I cannot wait to go back and find Zyan again to speak with him and see if he might advise me on how to become a daywalker. How ironic that now that I don’t have to go back, I wish to. Though I will be sure to take a flashlight with me so I don’t have to depend on fire to fight the shadows. And the sun is rising so I’ll end this.</i>
The next page was written with the same messy script though messier than before, as if written faster.
He knows! Mercy knows about Zyan. I spoke nothing of him, I kept my silence but in that silence, I gave too much away. If he finds him, it will be my fault! And the only thing I can do to protect him is to stay away though I hate that.
Even if I don’t speak with him, it’s enough to just be in his presence. He gives me hope that I can achieve my goal. To not be able to go to him whenever I wish is killing me again.

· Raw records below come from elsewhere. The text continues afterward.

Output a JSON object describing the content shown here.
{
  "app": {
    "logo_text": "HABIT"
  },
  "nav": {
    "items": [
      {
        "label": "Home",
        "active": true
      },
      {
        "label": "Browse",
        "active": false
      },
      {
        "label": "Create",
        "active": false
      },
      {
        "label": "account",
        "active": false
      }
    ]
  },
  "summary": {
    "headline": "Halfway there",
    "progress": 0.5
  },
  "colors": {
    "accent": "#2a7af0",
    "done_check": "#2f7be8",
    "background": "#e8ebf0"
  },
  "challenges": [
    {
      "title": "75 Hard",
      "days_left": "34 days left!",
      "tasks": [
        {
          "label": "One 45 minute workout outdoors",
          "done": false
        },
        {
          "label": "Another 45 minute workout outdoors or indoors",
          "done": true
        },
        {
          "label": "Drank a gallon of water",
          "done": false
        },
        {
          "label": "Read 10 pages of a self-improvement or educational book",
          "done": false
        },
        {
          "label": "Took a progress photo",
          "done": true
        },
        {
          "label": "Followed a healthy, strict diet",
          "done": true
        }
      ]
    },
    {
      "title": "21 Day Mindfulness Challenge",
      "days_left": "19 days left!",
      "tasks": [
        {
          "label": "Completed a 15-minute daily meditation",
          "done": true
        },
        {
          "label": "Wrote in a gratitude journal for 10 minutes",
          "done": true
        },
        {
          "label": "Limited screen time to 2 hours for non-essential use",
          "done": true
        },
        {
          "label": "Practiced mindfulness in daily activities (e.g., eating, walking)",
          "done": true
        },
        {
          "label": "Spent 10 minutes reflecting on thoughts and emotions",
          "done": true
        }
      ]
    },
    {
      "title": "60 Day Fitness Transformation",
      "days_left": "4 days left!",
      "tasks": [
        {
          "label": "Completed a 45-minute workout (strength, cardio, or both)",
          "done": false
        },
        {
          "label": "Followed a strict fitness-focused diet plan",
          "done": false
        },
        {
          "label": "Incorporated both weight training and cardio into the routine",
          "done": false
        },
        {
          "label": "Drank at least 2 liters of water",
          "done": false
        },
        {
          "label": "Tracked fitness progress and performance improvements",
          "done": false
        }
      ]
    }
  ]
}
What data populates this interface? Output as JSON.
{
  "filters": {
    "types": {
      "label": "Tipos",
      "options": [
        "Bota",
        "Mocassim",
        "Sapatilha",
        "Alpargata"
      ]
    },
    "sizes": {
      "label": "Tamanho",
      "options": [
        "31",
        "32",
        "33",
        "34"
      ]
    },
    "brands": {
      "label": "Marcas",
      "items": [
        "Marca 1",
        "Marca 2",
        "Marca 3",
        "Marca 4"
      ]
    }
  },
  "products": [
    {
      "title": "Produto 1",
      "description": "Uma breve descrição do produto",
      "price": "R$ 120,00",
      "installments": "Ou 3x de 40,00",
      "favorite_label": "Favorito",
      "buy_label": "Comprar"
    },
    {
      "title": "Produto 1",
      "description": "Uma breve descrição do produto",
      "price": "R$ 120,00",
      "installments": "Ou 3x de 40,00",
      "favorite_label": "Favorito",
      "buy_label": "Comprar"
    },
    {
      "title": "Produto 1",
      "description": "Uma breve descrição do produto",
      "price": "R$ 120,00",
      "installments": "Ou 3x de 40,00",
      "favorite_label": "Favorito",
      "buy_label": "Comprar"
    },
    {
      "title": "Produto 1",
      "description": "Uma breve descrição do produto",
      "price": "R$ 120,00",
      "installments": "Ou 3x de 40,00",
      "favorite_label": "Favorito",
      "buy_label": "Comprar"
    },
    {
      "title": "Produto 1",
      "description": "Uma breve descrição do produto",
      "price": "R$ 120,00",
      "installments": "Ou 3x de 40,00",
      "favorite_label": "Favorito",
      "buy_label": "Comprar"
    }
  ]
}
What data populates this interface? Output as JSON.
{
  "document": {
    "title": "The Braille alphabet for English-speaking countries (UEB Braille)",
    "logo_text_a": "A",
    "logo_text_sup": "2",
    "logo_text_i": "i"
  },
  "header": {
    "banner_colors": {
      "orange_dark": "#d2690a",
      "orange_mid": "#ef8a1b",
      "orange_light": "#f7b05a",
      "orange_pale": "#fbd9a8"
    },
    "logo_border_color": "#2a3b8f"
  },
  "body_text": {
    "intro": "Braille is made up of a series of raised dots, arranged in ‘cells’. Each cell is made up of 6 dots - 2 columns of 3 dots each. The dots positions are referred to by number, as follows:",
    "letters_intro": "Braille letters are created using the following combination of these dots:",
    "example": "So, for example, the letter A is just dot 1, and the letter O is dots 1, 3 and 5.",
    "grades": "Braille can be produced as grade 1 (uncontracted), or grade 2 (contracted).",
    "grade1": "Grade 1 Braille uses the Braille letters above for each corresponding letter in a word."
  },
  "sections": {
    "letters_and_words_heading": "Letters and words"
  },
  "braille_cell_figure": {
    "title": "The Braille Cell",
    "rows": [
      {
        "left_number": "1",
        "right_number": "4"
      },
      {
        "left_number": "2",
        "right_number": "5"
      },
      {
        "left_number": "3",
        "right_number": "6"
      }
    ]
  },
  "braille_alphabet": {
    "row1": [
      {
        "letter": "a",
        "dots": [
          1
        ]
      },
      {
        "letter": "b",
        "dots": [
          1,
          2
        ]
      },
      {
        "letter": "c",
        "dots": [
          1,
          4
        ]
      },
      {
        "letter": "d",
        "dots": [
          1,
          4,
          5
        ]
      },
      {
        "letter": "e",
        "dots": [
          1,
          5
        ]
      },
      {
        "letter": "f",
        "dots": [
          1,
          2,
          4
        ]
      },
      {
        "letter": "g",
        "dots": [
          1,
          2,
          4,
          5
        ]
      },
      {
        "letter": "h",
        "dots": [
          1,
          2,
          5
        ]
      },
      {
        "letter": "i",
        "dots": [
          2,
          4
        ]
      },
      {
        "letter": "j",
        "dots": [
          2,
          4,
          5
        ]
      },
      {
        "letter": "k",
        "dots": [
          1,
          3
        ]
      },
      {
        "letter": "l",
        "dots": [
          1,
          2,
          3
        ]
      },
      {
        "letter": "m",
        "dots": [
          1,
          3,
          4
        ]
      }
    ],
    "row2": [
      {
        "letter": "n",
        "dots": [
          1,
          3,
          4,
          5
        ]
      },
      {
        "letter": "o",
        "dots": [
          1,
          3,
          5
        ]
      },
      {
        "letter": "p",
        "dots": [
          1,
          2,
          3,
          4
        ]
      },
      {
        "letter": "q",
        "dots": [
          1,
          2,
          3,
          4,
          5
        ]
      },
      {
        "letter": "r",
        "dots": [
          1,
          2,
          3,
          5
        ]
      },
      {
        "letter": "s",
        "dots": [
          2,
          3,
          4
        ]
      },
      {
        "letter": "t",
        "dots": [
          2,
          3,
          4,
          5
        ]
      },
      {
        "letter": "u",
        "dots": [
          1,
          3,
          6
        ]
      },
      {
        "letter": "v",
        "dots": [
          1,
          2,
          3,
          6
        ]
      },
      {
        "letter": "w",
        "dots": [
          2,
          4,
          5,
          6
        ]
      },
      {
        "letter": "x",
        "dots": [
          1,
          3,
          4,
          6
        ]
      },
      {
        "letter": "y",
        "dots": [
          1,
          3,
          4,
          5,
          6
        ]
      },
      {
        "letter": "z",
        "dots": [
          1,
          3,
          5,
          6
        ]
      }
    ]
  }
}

I hate Mercurian Steele. If I had the power, I would kill him. Fuck neutrality. It would save my clan, I would do it. But I don’t have that power yet. I don’t even know if the bastard can be killed. Sunlight doesn’t harm him. Perhaps if someone removed his head.
I wish he’d just leave us alone. I wish he’d get a damn hobby that didn’t involve my clan or clanmates! I don’t understand his problem. He’s obsessed, that’s clear. And I know about obsession. I hate him. I hate him. I hate him.</i>
And so it ended with Nat hoping for a reply from either vampire. She was locatable and her return address was on the envelope. If they wished, they’d find her. And she prayed to anything that might listen to a lone vampire that they would.